We obtained two different datasets: one from a Massachusetts managed-care network (MCN) with data from 2009-11, and one from the Truven Health Analytics MarketScan database with data from 2007-08. All persons had commercial insurance. In the MCN sub-study, we studied 107,449 individuals enrolled for at least 1 base-year month and one prediction-year month in Massachusetts who were assigned to a participating PCP in the MCN. In the MarketScan sub-study, we studied 15,136,261 individuals enrolled for at least 1 base-year month and one prediction-year month in the US.

In both sub-studies, the claims data were used to create morbidity scores using DxCG software. In the MCN sub-study, we linked the claims data to patients’ electronic medical records (EMRs), which contained additional information about patients’ medical history and health behaviors (via problem lists). We geocoded the patients’ addresses to Census tracts using ArcGIS. Census tract information was used to assign neighborhood-level characteristics, such as income, to patient records.
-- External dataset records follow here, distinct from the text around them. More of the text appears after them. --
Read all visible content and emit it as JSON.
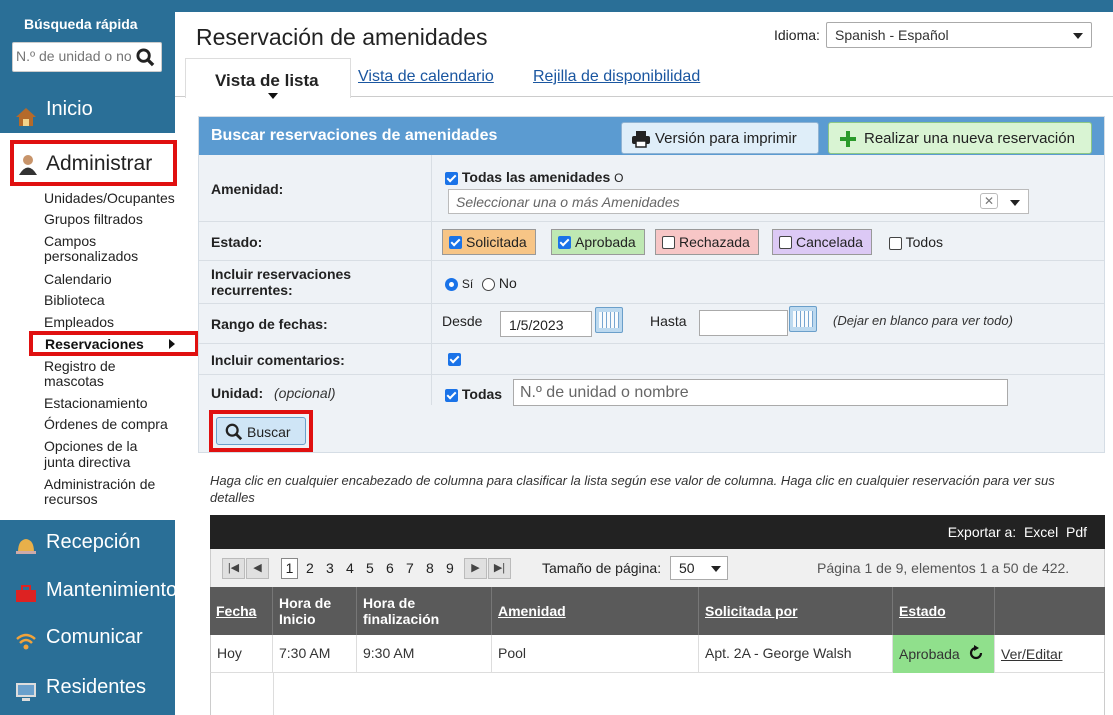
{
  "sidebar": {
    "quick_search_title": "Búsqueda rápida",
    "search_placeholder": "N.º de unidad o nombre",
    "nav_inicio": "Inicio",
    "nav_administrar": "Administrar",
    "sub": [
      "Unidades/Ocupantes",
      "Grupos filtrados",
      "Campos",
      "personalizados",
      "Calendario",
      "Biblioteca",
      "Empleados",
      "Reservaciones",
      "Registro de",
      "mascotas",
      "Estacionamiento",
      "Órdenes de compra",
      "Opciones de la",
      "junta directiva",
      "Administración de",
      "recursos"
    ],
    "nav_recepcion": "Recepción",
    "nav_mantenimiento": "Mantenimiento",
    "nav_comunicar": "Comunicar",
    "nav_residentes": "Residentes"
  },
  "header": {
    "title": "Reservación de amenidades",
    "lang_label": "Idioma:",
    "lang_value": "Spanish - Español"
  },
  "tabs": {
    "list": "Vista de lista",
    "calendar": "Vista de calendario",
    "grid": "Rejilla de disponibilidad"
  },
  "panel": {
    "title": "Buscar reservaciones de amenidades",
    "print_btn": "Versión para imprimir",
    "new_btn": "Realizar una nueva reservación",
    "amenity_label": "Amenidad:",
    "all_amenities": "Todas las amenidades",
    "all_amenities_suffix": "O",
    "amenity_placeholder": "Seleccionar una o más Amenidades",
    "status_label": "Estado:",
    "statuses": [
      "Solicitada",
      "Aprobada",
      "Rechazada",
      "Cancelada",
      "Todos"
    ],
    "recurring_label_1": "Incluir reservaciones",
    "recurring_label_2": "recurrentes:",
    "yes": "Sí",
    "no": "No",
    "date_label": "Rango de fechas:",
    "from_label": "Desde",
    "from_value": "1/5/2023",
    "to_label": "Hasta",
    "to_value": "",
    "date_hint": "(Dejar en blanco para ver todo)",
    "comments_label": "Incluir comentarios:",
    "unit_label": "Unidad:",
    "unit_optional": "(opcional)",
    "unit_all": "Todas",
    "unit_placeholder": "N.º de unidad o nombre",
    "search_btn": "Buscar"
  },
  "hint": "Haga clic en cualquier encabezado de columna para clasificar la lista según ese valor de columna. Haga clic en cualquier reservación para ver sus detalles",
  "grid": {
    "export_label": "Exportar a:",
    "export_excel": "Excel",
    "export_pdf": "Pdf",
    "pages": [
      "1",
      "2",
      "3",
      "4",
      "5",
      "6",
      "7",
      "8",
      "9"
    ],
    "page_size_label": "Tamaño de página:",
    "page_size": "50",
    "page_info": "Página 1 de 9, elementos 1 a 50 de 422.",
    "columns": [
      "Fecha",
      "Hora de Inicio",
      "Hora de finalización",
      "Amenidad",
      "Solicitada por",
      "Estado"
    ],
    "col_start_1": "Hora de",
    "col_start_2": "Inicio",
    "col_end_1": "Hora de",
    "col_end_2": "finalización",
    "rows": [
      {
        "fecha": "Hoy",
        "inicio": "7:30 AM",
        "fin": "9:30 AM",
        "amenidad": "Pool",
        "solicitada": "Apt. 2A - George Walsh",
        "estado": "Aprobada",
        "action": "Ver/Editar"
      }
    ]
  },
  "colors": {
    "sidebar_blue": "#2a6f97",
    "panel_header": "#5b9bd1",
    "highlight_red": "#e01010",
    "approved_green": "#90e08c"
  }
}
We also used data on patients’ primary care practices regarding the subspecialty of primary care and the quality of both the practice and the provider.
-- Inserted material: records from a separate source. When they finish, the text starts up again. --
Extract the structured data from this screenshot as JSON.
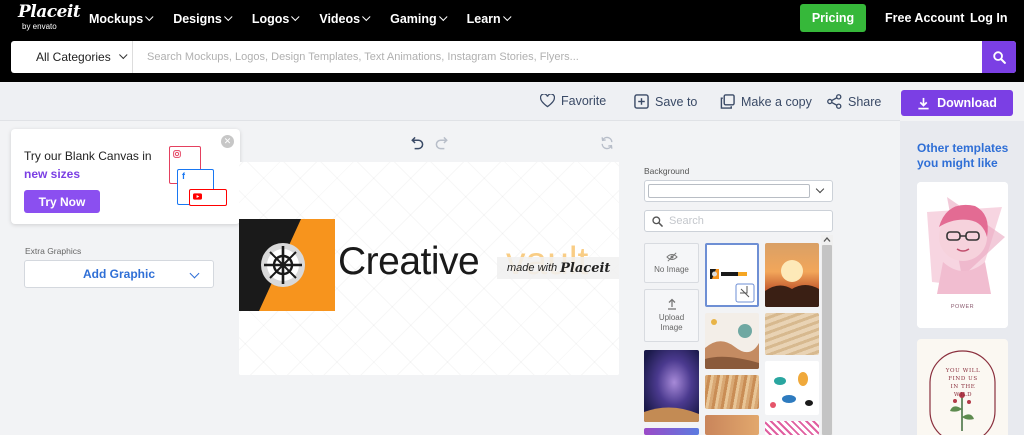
{
  "brand": {
    "name": "Placeit",
    "sub": "by envato"
  },
  "nav": {
    "items": [
      "Mockups",
      "Designs",
      "Logos",
      "Videos",
      "Gaming",
      "Learn"
    ],
    "pricing": "Pricing",
    "free_account": "Free Account",
    "login": "Log In"
  },
  "search": {
    "category": "All Categories",
    "placeholder": "Search Mockups, Logos, Design Templates, Text Animations, Instagram Stories, Flyers..."
  },
  "actions": {
    "favorite": "Favorite",
    "save_to": "Save to",
    "make_copy": "Make a copy",
    "share": "Share",
    "download": "Download"
  },
  "promo": {
    "line1": "Try our Blank Canvas in",
    "line2": "new sizes",
    "button": "Try Now"
  },
  "extra_graphics": {
    "label": "Extra Graphics",
    "button": "Add Graphic"
  },
  "preview": {
    "logo_text": "Creative",
    "logo_text_orange": "vault",
    "watermark_prefix": "made with",
    "watermark_brand": "Placeit"
  },
  "background": {
    "label": "Background",
    "search_placeholder": "Search",
    "no_image": "No Image",
    "upload_image": "Upload Image"
  },
  "sidebar": {
    "title": "Other templates you might like",
    "tmpl1_caption": "POWER",
    "tmpl2_text": "YOU WILL FIND US IN THE WILD"
  },
  "colors": {
    "accent_purple": "#7b3fe4",
    "pricing_green": "#36b83a",
    "link_blue": "#2f6fd6",
    "logo_orange": "#f5a623"
  }
}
We used the data to: 1) calculate the prevalence of any ED use, number of ED visits, and estimated number of PCS ED visits; 2) build and validate predictive models using administrative claims data and estimate ED risk prediction models; 3) compare the performance of models predicting any ED use, number of ED visits, and PCS ED use; 4) refine these models by adding patient characteristics from EMRs, neighborhood characteristics, and provider characteristics.

This process allowed us to determine the predictors of different measures of ED use and create predictive ED risk scores (percentiles of risk) that could be used to identify patients at highest risk of ED use during the subsequent 6-month and 12-month periods. We found that the PCS ED use measure, for which we propose a new method of calculation, was more discriminating, showed higher sensitivity to neighborhood-based risk factors, and was both conceptually and statistically preferable as an outcome measure. We demonstrate that adding neighborhood-level risk factors and payor/provider data improve the accuracy of prediction models. We also find that age, living in poorer neighborhoods, prior ED use, and morbidity are the strongest predictors of ED use.

Developing accurate predictive models for ED use will enable patients deemed at higher risk (and/or their providers) to be targeted for education and care management. Additionally, ED prediction models could help in creating performance measures to enable rewarding providers for providing better care and access to care for their patients.